The major strengths of this multicentre study is the inclusion of a relatively large sample size from two different ethnic groups living in the same area and cared for in the same healthcare setting. Futhermore, the application of different definitions for prediabetes that might make comparison between studies easier is also a major strength. Finally, reporting on ethnic difference in HbA1c-based prevalence of prediabetes and diabetes post-GDM is novel and important, especially as rates of diabetes and obesity are rasing worldwide, especially in “metabolically higher risk” South Asians communities.

Our study has limitations. First, we only recruited women referred to hospital for treatment of GDM. Our findings are, therefore, not applicable to women with diet-treated GDM cared for in primary healthcare.

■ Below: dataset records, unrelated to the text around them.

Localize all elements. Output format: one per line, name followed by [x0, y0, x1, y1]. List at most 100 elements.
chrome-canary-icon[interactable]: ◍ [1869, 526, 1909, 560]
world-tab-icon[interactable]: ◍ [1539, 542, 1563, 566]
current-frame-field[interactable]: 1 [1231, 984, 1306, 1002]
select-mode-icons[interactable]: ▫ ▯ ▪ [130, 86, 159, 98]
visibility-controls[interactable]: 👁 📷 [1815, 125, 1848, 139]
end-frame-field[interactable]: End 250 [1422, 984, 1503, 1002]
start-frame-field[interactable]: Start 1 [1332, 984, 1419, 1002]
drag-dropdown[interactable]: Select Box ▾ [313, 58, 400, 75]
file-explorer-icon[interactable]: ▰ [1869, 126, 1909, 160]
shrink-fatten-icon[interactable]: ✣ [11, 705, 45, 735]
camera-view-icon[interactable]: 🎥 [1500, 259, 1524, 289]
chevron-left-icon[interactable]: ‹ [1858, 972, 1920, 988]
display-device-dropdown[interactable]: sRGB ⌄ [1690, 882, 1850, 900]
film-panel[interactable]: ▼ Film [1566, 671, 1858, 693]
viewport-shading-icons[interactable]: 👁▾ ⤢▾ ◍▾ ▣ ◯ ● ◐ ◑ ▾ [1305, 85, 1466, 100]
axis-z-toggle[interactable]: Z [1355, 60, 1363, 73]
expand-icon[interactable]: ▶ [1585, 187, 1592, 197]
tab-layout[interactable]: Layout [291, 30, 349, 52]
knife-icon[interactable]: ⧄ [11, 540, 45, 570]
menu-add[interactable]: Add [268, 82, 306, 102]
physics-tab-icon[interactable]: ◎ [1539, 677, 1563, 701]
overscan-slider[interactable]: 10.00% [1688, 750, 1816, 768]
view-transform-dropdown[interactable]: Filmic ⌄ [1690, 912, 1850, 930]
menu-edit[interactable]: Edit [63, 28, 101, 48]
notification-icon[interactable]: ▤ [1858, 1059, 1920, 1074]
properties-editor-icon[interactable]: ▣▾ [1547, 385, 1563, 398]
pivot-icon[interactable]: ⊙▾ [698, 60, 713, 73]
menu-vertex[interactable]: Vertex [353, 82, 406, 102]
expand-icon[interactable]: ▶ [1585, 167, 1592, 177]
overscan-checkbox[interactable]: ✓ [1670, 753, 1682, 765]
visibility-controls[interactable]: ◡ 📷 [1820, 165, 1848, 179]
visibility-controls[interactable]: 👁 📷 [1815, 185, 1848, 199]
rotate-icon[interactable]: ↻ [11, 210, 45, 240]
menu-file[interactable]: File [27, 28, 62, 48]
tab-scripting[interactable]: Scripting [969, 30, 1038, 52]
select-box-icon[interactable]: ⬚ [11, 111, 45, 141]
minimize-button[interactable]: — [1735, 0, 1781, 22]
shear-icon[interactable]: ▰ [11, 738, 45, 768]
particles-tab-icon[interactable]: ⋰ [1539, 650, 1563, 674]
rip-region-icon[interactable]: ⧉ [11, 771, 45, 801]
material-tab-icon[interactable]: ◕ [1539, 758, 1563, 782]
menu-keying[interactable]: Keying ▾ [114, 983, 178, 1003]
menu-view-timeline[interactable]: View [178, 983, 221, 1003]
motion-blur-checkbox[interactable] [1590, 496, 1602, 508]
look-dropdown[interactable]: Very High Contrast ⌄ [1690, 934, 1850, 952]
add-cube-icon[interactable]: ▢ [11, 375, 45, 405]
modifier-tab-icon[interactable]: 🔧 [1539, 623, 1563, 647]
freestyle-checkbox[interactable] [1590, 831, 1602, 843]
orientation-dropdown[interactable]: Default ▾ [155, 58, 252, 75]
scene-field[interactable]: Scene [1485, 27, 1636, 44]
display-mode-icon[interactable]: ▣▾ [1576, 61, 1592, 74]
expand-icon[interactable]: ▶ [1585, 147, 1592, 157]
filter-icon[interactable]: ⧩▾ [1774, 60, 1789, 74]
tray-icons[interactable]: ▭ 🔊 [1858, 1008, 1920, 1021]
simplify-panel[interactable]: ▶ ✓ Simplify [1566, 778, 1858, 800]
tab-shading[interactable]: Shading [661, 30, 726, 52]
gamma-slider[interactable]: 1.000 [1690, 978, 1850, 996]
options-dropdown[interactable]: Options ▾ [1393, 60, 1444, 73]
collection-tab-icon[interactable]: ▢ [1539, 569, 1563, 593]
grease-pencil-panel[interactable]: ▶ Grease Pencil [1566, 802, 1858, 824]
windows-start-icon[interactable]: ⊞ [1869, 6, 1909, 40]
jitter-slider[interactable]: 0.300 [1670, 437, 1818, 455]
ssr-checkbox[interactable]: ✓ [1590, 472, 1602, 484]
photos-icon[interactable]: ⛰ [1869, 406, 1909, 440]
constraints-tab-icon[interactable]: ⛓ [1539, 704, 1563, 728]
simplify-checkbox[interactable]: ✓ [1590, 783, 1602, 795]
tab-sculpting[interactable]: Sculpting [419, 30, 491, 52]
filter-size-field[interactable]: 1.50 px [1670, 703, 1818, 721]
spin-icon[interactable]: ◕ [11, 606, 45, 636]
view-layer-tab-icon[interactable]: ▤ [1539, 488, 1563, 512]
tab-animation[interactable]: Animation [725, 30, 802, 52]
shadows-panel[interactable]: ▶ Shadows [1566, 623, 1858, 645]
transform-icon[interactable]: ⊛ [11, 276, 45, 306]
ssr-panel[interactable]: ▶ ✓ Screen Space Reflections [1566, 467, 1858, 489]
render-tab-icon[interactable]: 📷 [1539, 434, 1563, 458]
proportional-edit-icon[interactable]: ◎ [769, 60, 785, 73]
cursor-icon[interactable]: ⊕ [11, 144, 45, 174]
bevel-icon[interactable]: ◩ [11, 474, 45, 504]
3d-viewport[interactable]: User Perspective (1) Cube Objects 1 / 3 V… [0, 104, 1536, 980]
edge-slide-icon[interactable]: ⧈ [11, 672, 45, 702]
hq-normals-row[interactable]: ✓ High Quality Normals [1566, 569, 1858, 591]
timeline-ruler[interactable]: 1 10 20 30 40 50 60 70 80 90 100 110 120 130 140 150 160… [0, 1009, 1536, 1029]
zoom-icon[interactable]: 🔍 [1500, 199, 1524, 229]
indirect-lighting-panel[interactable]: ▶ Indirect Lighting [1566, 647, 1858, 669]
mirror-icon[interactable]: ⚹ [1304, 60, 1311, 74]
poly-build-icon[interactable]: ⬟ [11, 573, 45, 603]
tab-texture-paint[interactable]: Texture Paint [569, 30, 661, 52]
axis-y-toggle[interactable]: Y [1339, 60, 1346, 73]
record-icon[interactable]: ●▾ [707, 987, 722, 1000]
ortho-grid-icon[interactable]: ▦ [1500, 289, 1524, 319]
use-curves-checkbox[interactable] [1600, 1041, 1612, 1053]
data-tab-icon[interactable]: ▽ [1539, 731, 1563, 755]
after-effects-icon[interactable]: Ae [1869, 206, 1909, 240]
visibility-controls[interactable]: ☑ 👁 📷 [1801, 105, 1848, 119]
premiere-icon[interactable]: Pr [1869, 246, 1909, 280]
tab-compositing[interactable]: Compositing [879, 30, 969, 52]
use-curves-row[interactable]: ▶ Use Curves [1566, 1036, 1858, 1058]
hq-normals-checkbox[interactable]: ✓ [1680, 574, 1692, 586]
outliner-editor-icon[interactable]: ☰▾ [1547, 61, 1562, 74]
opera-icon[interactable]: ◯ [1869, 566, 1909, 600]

Second, we cannot exclude a selection bias due to the low participation rate (45% and 14% in the South Asian and the Nordic groups). We, therefore, compared significant baseline characteristics in the regression analysis of women who did vs. a randomly selected subgroup of women who did not participate in the study (100 South Asian and 100 Nordic women) (Additional file 2: Table S4). Among the South Asian women no difference in age, pre-pregnancy BMI, in-pregnancy glucose values, the use of glucose-lowering drugs, GDM before index pregnancy, or first-degree relatives with diabetes were found. The participating Nordic women were older than non-participants, but the other characteristics did not differ. The older age among participating Nordic women might have led to an overestimation of the proportion of women with actionable HbA1c in this group. Third, differences in the recruitment procedures may have introduced a selection bias between the ethnic groups. After sending invitation letters to eligible women, only South Asian women received a telephone invitation to enhance recruitment. It is therefore possible that Nordic women with higher in-pregnancy glucose levels may have been more likely to respond to the invitation. Speaking against this is the fact that a higher percentage of South Asian than Nordic women were using glucose-lowering drugs in pregnancy and by minimal differences in the in-pregnancy glucose levels between the ethnic groups (Table 1). Fourth, our analyses did not include assessments of dietary habits and physical activity that may have important impact on the prevalence rates in the two groups. Our study had limited power to detect ethnic difference in the prevalence of diabetes. Finally, causality cannot be inferred from a cross-sectional study, and a single measurement of HbA1c or OGTT is not sufficient for a diagnosis of diabetes in asymptomatic women.

Conclusions

We found high prevalence rates of actionable HbA1c in women with GDM 1–3 years previously. Both the HbA1c and the established compound diagnostic criteria for prediabetes including OGTT measurements detected a pattern of excess risk in the South Asian compared to the Nordic women. The HbA1c-based criteria captured the ethnic difference best. Significant risk factors for actionable HbA1c were South Asian ethnicity, GDM before index pregnancy, use of glucose-lowering drugs in pregnancy, higher age, and in-pregnancy fasting glucose levels; all factors linked downstream to excess adiposity in both ethnicities. In terms of public health recommendations, our results confirm the need for regular screening of prediabetes and diabetes post-GDM, and support the use of HbA1c to improve women’s adherence to follow-ups and better predict long-term risks after GDM, particularly in South Asian communities.